The public stack composer adds the deployment layer on top of that controller profile.
`lsh_stack.toml` keeps MQTT codec choices, Node-RED context exports and distributed
network-click actor targets outside the firmware TOML, while still generating the
bridge/coordinator contract and exact Node-RED node settings. It also emits PlatformIO
fragments for per-device controller environments and stack-wide bridge firmware
profiles, so every bridge device can run the same selected bridge binary while keeping
device-specific uploads as IDE targets.
The normal starting point is one personal installation folder with two normal PlatformIO
projects inside it:
If `lsh-stack` is already installed:
```bash
lsh-stack new my-lsh-installation
cd my-lsh-installation
lsh-stack setup
```
From a GitHub Release, you can use the single-file launcher without checking out this
repository:
```bash
python /path/to/lsh-stack.pyz new my-lsh-installation
cd my-lsh-installation
python /path/to/lsh-stack.pyz setup
```
From a checkout of this repository, use the standard Python launcher script. On Windows,
use `py` instead of `python` if that is how Python is installed:
```bash
python /path/to/labo-smart-home/lsh-stack.py new my-lsh-installation
cd my-lsh-installation
python /path/to/labo-smart-home/lsh-stack.py setup
```
If you only want to evaluate or build `lsh-core` firmware first, create a standalone
controller project instead of the whole stack:
```bash
lsh-stack new-core my-lsh-core
cd my-lsh-core
platformio run -e core_panel
```
`new` writes `core/platformio.ini` and `bridge/platformio.ini` once, then leaves those
manual files alone. If you already have only `lsh_stack.toml` and `lsh_devices.toml`,
`setup` creates the missing core/bridge PlatformIO shells beside them without
overwriting existing project files. Use either VSCode with the PlatformIO extension or
the `platformio` CLI if it is available.

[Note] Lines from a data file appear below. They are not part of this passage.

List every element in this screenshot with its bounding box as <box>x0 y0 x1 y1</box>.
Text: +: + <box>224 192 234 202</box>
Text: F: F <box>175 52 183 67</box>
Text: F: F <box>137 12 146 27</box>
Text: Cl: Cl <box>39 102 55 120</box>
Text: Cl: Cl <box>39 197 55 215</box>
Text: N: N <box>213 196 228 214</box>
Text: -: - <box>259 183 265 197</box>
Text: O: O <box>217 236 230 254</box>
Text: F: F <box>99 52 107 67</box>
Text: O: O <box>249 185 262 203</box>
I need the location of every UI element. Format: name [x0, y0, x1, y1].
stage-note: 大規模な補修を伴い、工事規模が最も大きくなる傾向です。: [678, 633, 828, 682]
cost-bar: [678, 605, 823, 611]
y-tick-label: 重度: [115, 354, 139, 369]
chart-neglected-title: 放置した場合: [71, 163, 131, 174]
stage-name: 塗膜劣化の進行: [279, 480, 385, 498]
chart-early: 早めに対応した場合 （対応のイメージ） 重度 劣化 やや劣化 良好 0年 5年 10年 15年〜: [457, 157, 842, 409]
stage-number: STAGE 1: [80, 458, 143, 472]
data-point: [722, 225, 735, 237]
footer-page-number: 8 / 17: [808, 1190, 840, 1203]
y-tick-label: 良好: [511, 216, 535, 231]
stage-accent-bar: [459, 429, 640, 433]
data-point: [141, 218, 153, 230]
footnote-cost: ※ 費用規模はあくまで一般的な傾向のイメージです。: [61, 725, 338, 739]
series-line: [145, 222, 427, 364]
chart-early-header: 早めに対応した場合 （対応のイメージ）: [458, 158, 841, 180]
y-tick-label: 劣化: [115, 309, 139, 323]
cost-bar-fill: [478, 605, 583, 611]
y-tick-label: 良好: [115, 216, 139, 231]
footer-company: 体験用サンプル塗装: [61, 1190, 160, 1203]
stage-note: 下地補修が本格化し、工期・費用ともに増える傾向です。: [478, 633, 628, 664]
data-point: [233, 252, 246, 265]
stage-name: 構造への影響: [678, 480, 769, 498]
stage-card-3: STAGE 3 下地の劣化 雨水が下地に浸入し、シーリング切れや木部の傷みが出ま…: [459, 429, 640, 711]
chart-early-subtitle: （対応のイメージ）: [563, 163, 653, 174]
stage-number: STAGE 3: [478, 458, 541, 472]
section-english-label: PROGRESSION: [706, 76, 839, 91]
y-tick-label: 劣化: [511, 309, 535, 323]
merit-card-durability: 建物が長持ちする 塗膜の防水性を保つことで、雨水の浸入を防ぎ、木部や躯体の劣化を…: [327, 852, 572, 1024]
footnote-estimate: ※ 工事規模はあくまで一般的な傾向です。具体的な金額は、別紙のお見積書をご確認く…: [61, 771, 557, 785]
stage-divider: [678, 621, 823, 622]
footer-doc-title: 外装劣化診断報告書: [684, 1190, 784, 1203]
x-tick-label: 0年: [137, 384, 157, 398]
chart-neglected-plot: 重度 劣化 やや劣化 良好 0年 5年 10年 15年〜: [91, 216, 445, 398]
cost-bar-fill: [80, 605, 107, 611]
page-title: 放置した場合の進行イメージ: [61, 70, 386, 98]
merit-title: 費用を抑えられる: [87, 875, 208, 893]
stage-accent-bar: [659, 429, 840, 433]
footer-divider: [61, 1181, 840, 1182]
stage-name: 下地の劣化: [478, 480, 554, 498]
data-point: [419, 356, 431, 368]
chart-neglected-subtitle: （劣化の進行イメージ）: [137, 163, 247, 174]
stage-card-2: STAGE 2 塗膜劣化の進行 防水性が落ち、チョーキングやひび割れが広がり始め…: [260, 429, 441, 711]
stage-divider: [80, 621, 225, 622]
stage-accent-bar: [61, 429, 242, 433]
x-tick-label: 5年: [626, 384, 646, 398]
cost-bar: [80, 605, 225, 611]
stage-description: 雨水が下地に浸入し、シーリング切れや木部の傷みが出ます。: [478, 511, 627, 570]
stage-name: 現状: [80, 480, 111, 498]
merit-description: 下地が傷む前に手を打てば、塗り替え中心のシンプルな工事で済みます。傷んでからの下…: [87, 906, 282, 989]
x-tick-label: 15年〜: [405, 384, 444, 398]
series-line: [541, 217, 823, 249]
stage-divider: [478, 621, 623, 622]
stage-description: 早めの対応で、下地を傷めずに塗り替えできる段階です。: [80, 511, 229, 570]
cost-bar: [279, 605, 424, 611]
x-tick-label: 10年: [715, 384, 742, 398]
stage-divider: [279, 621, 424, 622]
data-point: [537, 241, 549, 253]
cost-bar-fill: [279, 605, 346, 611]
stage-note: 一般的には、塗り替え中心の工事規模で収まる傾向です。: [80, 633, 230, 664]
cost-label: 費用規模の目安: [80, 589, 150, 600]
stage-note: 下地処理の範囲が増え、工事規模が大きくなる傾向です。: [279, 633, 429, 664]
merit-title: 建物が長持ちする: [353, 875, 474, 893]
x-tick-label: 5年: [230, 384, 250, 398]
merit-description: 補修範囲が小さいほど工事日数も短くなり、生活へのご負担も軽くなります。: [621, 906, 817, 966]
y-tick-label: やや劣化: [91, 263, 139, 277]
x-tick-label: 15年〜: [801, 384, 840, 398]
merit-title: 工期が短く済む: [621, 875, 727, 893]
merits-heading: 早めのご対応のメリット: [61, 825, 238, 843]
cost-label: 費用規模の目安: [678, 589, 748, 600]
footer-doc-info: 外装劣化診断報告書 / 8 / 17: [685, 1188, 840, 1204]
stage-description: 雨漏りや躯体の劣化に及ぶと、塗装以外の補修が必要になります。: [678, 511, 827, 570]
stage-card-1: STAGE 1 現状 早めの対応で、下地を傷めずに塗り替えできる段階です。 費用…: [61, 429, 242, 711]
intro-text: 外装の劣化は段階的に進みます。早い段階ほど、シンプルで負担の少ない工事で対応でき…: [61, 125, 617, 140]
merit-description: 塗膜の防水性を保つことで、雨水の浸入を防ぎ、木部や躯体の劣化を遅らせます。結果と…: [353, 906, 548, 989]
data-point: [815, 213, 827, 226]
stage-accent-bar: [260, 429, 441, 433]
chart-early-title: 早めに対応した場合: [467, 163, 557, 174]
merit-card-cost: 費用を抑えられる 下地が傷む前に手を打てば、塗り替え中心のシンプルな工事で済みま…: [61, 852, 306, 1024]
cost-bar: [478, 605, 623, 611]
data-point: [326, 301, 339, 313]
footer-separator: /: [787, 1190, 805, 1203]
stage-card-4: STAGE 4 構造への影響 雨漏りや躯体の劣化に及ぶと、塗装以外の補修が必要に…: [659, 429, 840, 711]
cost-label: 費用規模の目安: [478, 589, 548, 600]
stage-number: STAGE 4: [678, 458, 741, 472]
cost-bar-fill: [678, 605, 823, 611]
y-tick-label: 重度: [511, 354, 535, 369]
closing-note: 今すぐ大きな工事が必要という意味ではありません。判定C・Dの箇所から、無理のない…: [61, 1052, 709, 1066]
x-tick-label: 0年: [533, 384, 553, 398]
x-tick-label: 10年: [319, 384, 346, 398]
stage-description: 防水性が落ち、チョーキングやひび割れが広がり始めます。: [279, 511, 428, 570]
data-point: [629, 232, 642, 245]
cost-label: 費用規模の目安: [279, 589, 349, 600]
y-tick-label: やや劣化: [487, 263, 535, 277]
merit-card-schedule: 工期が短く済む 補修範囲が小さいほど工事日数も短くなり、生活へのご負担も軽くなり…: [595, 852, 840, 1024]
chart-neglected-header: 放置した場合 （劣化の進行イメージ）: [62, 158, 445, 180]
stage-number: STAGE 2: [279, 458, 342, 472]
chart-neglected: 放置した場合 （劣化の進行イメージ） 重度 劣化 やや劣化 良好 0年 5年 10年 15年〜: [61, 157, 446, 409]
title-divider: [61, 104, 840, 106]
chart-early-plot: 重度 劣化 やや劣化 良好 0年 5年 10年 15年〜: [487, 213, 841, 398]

The `setup` command runs the normal first-use
sequence: it installs/builds the starter core once when the PlatformIO CLI is available,
regenerates `generated/`, checks the stack and prints the next build targets. The
lower-level `generate` command still replaces only the files in `generated/`.
Run `lsh-stack status` whenever you are unsure what has already been generated or which
command should come next. It does not build firmware or rewrite files.

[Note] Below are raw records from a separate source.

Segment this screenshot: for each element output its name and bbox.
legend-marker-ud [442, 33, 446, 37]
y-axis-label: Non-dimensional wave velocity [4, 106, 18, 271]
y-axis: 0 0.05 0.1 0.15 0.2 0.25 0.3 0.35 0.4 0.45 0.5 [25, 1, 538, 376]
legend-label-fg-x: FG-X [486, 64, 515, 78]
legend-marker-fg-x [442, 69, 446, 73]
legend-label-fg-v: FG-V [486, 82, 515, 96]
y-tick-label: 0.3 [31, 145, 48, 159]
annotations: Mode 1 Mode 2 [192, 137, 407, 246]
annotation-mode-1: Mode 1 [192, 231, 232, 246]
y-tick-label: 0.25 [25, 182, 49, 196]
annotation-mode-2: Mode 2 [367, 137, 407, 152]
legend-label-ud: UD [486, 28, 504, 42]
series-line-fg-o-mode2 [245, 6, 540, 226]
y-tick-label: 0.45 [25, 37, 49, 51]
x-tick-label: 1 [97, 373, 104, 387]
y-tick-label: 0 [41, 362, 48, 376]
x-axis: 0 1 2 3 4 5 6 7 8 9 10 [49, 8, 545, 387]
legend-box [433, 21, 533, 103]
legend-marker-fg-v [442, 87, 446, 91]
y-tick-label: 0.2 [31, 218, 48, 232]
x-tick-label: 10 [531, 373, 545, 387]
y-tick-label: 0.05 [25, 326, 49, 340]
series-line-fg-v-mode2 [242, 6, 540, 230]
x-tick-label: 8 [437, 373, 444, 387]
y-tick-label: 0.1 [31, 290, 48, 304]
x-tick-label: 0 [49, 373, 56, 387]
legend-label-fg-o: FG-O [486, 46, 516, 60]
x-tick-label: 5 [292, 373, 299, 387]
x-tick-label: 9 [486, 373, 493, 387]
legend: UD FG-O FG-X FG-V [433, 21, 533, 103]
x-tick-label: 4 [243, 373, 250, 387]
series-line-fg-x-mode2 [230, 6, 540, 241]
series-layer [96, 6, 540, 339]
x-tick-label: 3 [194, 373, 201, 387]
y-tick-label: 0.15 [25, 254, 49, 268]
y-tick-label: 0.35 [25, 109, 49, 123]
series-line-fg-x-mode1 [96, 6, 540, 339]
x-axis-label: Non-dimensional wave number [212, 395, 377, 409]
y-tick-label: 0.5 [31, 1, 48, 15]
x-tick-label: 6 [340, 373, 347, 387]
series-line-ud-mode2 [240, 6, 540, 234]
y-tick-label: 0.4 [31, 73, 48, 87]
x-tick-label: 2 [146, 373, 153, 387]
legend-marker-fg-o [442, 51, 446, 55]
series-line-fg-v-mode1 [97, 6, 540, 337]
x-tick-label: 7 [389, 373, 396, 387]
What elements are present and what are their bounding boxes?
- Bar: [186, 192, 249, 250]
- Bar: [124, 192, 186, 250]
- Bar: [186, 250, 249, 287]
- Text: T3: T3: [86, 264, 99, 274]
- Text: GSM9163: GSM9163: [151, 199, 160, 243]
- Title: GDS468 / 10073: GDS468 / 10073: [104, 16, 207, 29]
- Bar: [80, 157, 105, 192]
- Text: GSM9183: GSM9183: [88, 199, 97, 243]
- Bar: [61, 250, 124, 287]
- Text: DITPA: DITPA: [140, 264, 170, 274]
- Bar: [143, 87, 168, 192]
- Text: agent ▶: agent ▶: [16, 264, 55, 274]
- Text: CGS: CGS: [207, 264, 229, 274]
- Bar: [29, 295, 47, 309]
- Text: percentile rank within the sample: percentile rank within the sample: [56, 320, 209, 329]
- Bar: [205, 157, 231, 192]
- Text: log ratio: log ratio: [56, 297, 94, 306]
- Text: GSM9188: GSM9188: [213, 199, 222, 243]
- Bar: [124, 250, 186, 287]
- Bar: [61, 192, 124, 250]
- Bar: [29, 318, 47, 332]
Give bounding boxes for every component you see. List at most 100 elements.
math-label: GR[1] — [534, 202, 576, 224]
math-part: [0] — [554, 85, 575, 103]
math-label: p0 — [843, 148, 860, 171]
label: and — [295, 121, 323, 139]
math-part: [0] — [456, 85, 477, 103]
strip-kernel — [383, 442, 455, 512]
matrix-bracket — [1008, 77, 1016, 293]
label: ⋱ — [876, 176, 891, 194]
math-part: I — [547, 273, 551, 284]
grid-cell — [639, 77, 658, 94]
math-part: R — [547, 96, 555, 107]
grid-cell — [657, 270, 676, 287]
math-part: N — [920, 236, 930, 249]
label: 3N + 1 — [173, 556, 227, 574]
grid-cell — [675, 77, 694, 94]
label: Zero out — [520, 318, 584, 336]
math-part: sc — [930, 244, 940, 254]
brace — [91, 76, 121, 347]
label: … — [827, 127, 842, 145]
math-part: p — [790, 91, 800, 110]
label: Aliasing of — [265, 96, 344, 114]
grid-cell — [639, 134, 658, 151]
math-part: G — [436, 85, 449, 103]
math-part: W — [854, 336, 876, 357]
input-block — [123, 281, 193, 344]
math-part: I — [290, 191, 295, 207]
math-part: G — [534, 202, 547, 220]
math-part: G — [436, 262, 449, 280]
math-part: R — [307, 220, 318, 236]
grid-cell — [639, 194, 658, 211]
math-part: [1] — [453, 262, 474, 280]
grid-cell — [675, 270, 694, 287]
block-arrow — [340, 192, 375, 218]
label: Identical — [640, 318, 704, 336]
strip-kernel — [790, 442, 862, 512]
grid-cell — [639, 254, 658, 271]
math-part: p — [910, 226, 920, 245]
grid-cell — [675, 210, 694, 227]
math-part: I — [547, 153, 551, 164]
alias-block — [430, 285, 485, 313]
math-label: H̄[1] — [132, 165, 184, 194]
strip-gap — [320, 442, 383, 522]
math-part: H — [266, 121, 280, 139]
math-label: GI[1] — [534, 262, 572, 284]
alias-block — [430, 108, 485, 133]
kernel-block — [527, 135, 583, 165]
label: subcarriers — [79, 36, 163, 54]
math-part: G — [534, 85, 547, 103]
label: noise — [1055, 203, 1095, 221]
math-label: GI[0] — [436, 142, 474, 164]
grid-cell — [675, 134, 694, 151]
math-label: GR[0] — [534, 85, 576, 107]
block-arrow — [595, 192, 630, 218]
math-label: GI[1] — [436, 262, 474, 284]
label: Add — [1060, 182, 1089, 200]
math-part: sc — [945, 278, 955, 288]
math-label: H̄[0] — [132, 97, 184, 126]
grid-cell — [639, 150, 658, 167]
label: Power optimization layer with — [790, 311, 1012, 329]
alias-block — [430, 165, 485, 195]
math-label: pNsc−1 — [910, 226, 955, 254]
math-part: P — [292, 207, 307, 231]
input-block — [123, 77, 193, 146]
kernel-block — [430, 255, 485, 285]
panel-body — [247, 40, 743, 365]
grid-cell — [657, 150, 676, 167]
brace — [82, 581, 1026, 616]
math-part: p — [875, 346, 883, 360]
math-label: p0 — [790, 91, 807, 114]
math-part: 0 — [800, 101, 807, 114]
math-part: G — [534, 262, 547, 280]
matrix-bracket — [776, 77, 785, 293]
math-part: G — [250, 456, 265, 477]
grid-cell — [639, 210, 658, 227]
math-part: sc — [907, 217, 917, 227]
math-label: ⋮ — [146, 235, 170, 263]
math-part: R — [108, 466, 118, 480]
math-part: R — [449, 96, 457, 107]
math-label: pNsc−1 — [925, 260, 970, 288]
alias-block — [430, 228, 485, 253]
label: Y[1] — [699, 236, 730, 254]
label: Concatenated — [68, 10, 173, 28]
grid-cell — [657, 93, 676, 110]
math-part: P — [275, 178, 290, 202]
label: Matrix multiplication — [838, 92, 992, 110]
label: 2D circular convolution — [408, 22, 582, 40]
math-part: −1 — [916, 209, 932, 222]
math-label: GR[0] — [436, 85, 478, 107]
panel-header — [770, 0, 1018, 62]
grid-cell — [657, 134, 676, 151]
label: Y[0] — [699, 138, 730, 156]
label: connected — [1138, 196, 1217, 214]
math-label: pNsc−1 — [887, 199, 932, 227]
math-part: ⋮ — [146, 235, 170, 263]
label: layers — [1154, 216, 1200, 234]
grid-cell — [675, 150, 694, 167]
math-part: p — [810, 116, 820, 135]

For local or symlinked controller checkouts, set `[core].tool`; generated controller
environments then use the matching local `platformio_lsh_static_config.py` instead of a
`.pio/libdeps` path.
Edit `core/lsh_devices.toml` and `lsh_stack.toml`; treat `generated/` as disposable;
keep persistent manual extensions in `overrides/` or in the `core/` and `bridge/`
PlatformIO files.
For Node-RED, install `node-red-contrib-lsh-logic`, add the node to a flow and follow
`generated/node-red-setup.md`. The generator gives exact copy-paste values for the
`lsh-logic` node, while MQTT broker settings and the surrounding flow stay in Node-RED.

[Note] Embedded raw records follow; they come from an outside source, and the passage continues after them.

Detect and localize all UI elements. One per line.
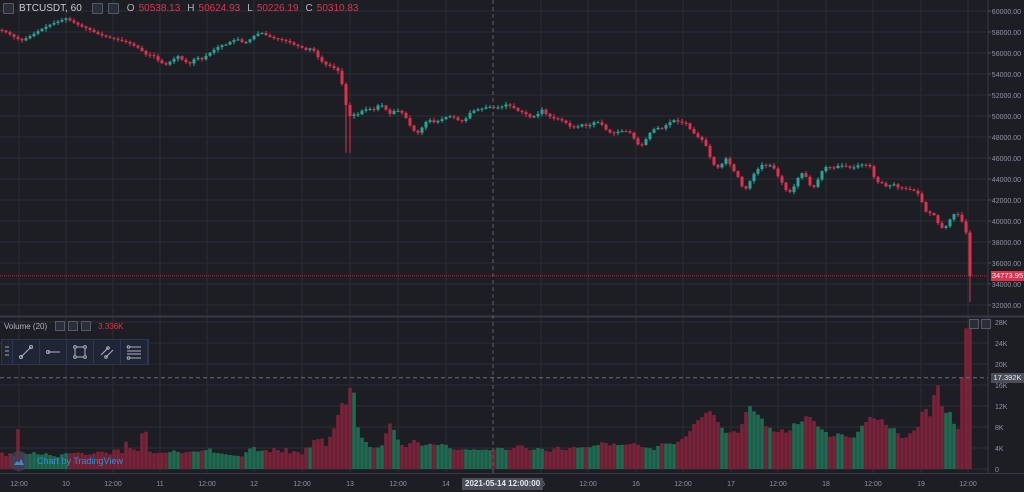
open-value: 50538.13 (138, 3, 181, 14)
settings-icon[interactable] (68, 321, 79, 331)
tradingview-logo-icon (9, 451, 29, 471)
volume-legend: Volume (20) 3.336K (4, 321, 124, 331)
svg-text:12:00: 12:00 (293, 481, 311, 488)
high-value: 50624.93 (198, 3, 241, 14)
svg-text:44000.00: 44000.00 (992, 177, 1021, 184)
grid-lines (0, 0, 988, 473)
volume-value: 3.336K (98, 321, 124, 331)
svg-text:13: 13 (346, 481, 354, 488)
close-value: 50310.83 (316, 3, 359, 14)
svg-text:46000.00: 46000.00 (992, 156, 1021, 163)
low-label: L (247, 3, 253, 14)
svg-text:14: 14 (442, 481, 450, 488)
svg-text:60000.00: 60000.00 (992, 9, 1021, 16)
horizontal-ray-icon (46, 350, 60, 354)
svg-text:17: 17 (727, 481, 735, 488)
svg-text:32000.00: 32000.00 (992, 303, 1021, 310)
open-label: O (126, 3, 135, 14)
svg-text:16K: 16K (995, 383, 1008, 390)
svg-text:12: 12 (250, 481, 258, 488)
svg-text:24K: 24K (995, 341, 1008, 348)
trend-line-icon (19, 345, 33, 359)
svg-text:12:00: 12:00 (198, 481, 216, 488)
last-price-label: 34773.95 (991, 270, 1024, 281)
candlestick-series (0, 16, 972, 302)
svg-text:48000.00: 48000.00 (992, 135, 1021, 142)
volume-title: Volume (20) (4, 321, 48, 331)
svg-text:12K: 12K (995, 404, 1008, 411)
svg-text:42000.00: 42000.00 (992, 198, 1021, 205)
low-value: 50226.19 (256, 3, 299, 14)
svg-text:12:00: 12:00 (959, 481, 977, 488)
drag-handle-icon[interactable] (2, 340, 13, 364)
visibility-icon[interactable] (91, 3, 103, 14)
fib-retracement-icon (126, 345, 141, 360)
svg-text:12:00: 12:00 (674, 481, 692, 488)
svg-text:16: 16 (632, 481, 640, 488)
rectangle-icon (73, 345, 87, 359)
drawing-toolbar (1, 339, 149, 365)
svg-text:56000.00: 56000.00 (992, 51, 1021, 58)
svg-text:34000.00: 34000.00 (992, 282, 1021, 289)
svg-text:58000.00: 58000.00 (992, 30, 1021, 37)
pane-controls (969, 319, 991, 329)
svg-text:19: 19 (917, 481, 925, 488)
fib-retracement-tool[interactable] (121, 340, 148, 364)
svg-text:12:00: 12:00 (389, 481, 407, 488)
close-label: C (305, 3, 313, 14)
pane-maximize-icon[interactable] (981, 319, 991, 329)
svg-text:12:00: 12:00 (769, 481, 787, 488)
parallel-channel-tool[interactable] (94, 340, 121, 364)
symbol-title: BTCUSDT, 60 (19, 3, 82, 14)
svg-text:38000.00: 38000.00 (992, 240, 1021, 247)
svg-text:12:00: 12:00 (104, 481, 122, 488)
parallel-channel-icon (100, 346, 114, 359)
svg-text:28K: 28K (995, 320, 1008, 327)
svg-text:10: 10 (62, 481, 70, 488)
high-label: H (187, 3, 195, 14)
visibility-icon[interactable] (55, 321, 66, 331)
close-icon[interactable] (81, 321, 92, 331)
volume-series (0, 327, 972, 469)
trend-line-tool[interactable] (13, 340, 40, 364)
svg-text:20K: 20K (995, 362, 1008, 369)
svg-text:8K: 8K (995, 425, 1004, 432)
rectangle-tool[interactable] (67, 340, 94, 364)
collapse-icon[interactable] (3, 3, 14, 14)
svg-text:4K: 4K (995, 446, 1004, 453)
settings-icon[interactable] (107, 3, 119, 14)
watermark-text: Chart by TradingView (37, 456, 123, 466)
crosshair-time-label: 2021-05-14 12:00:00 (462, 478, 544, 490)
svg-text:18: 18 (822, 481, 830, 488)
svg-text:0: 0 (995, 467, 999, 474)
horizontal-ray-tool[interactable] (40, 340, 67, 364)
svg-text:50000.00: 50000.00 (992, 114, 1021, 121)
volume-ma-label: 17.392K (991, 372, 1024, 383)
svg-text:52000.00: 52000.00 (992, 93, 1021, 100)
svg-text:40000.00: 40000.00 (992, 219, 1021, 226)
svg-text:11: 11 (156, 481, 163, 488)
svg-text:12:00: 12:00 (579, 481, 597, 488)
svg-text:36000.00: 36000.00 (992, 261, 1021, 268)
svg-text:12:00: 12:00 (10, 481, 28, 488)
symbol-legend: BTCUSDT, 60 O 50538.13 H 50624.93 L 50226.1… (3, 3, 358, 14)
tradingview-watermark[interactable]: Chart by TradingView (9, 451, 123, 471)
pane-move-up-icon[interactable] (969, 319, 979, 329)
svg-text:54000.00: 54000.00 (992, 72, 1021, 79)
svg-text:12:00: 12:00 (864, 481, 882, 488)
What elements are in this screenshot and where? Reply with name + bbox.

For bridge builds and uploads, use the generated PlatformIO environments from the IDE or
CLI. Profile tasks such as `bridge_littlefs` build one wide firmware shared by every
bridge device. The same profile exposes `LSH OTA j1`, `LSH OTA j2` and `LSH OTA All`
custom targets for Homie/MQTT OTA in the PlatformIO IDE. For CLI use, the stack command
can build the default bridge profile and OTA-upload one device, a subset, or every
bridge:
```bash
lsh-stack ota j1
lsh-stack ota j1 j2
lsh-stack ota
```
If a prerequisite is missing, the command exits with the install command to run.
## Public History
LSH did not begin as a clean public multi-repo design. Early versions were much more
monolithic, and a lot of automation logic lived in large Node-RED flows. Over time, the
project was split into reusable pieces: controller runtime, ESP32 bridge runtime,
protocol source of truth, standalone coordinator and a thin Node-RED wrapper.
The repositories were published after years of real-world use, refactoring and cleanup.
This repository remains the reference-stack entry point, not a runtime peer like
`lsh-core` or `lsh-bridge`. Its active software surface is intentionally small: the
`lsh-stack` composer and the quality gates around the public documentation and examples.
Component release history still lives in the runtime repositories listed above.